Eso explica en buena parte la intransigencia de Netanyahu y su apoyo público a medidas cada vez más extremas, como el polémico plan de emigración masiva de palestinos ideado por sus ministros más reaccionarios. «En lugar de excavar túneles, que hagan las maletas», dijo Itamar Ben-Gvir, jefe de la cartera de Seguridad Nacional, para respaldar la iniciativa que contempla la expulsión de la población gazatí en un plazo de siete años. Ben-Gvir y Netanyahu se escudan en que todo ocurriría de forma «voluntaria», pero organismos internacionales advirtieron que semejante plan podría derivar en una limpieza étnica y constituir un crimen de lesa humanidad. Hoy –al menos hoy– no cuenta con el apoyo ni de Estados Unidos.

Apoyo contradictorio
Ben-Gvir es líder del partido ultraderechista Poder Judío. Fue condenado en 2007 por incitación al racismo y apoyo a una organización terrorista. Esta semana cobró fama en los medios argentinos por su respaldo al reclamo de soberanía sobre las Islas Malvinas, en un claro guiño al Gobierno de otro ultraderechista: Javier Milei. Lo paradójico es que, mientras el ministro israelí acusa a la monarquía británica por la ocupación de Malvinas, al mismo tiempo sostiene que Cisjordania –territorio cuya ocupación es reconocida por la comunidad internacional– forma parte integral de Israel.

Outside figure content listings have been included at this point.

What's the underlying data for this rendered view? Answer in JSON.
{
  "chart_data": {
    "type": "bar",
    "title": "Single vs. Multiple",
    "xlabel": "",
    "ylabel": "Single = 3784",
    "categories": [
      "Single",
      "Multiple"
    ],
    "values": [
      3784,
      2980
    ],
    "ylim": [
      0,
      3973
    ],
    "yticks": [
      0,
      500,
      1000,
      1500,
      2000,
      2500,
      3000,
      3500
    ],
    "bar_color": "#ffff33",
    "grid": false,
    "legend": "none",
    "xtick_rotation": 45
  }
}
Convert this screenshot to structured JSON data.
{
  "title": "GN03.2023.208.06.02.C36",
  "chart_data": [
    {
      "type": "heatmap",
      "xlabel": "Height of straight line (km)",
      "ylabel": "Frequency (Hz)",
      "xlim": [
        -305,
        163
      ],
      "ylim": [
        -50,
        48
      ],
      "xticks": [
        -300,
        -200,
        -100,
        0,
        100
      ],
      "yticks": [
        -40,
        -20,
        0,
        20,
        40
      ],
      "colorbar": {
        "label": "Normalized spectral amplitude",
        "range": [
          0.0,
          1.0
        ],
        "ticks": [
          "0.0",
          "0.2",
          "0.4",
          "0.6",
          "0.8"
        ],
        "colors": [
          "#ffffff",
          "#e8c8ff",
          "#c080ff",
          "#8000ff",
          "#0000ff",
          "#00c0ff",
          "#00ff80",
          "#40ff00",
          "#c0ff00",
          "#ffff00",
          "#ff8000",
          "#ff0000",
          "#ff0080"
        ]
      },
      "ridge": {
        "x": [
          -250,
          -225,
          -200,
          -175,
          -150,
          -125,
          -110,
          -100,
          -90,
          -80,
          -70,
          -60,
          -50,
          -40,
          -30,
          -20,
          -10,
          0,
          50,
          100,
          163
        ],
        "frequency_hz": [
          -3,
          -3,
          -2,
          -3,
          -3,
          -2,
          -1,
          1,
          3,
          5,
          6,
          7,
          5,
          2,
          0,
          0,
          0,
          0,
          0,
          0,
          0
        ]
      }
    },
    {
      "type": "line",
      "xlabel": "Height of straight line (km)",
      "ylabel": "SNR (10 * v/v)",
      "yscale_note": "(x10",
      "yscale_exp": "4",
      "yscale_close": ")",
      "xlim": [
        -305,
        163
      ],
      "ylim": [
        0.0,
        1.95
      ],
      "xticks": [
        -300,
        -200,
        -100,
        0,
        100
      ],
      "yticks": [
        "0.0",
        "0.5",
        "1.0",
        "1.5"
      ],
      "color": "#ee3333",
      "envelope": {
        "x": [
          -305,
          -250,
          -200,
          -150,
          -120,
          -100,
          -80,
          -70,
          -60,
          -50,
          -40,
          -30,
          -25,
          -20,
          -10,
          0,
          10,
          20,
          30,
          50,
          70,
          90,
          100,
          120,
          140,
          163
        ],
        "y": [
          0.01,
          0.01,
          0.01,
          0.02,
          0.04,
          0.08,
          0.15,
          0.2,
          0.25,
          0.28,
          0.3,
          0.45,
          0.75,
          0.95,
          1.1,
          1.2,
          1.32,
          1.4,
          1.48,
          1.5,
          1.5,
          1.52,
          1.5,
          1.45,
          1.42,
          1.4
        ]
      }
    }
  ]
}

El apoyo de Ben-Gvir a la causa Malvinas es, en realidad, la forma que el funcionario israelí encontró para enviar un dardo contra el laborista Ed Miliband, canciller del Reino Unido, quien recientemente anunció una serie de sanciones contra los asentamientos israelíes en Cisjordania. Desde Londres, Miliband también reafirmó que la única forma de encontrar una solución pacífica al conflicto palestino-israelí es a través de la creación de un Estado palestino. Algo que cada vez más países de la comunidad internacional reclaman, pero que por ahora parece tan lejano como la distancia que separa a Israel y Hamas en cada mesa de negociación.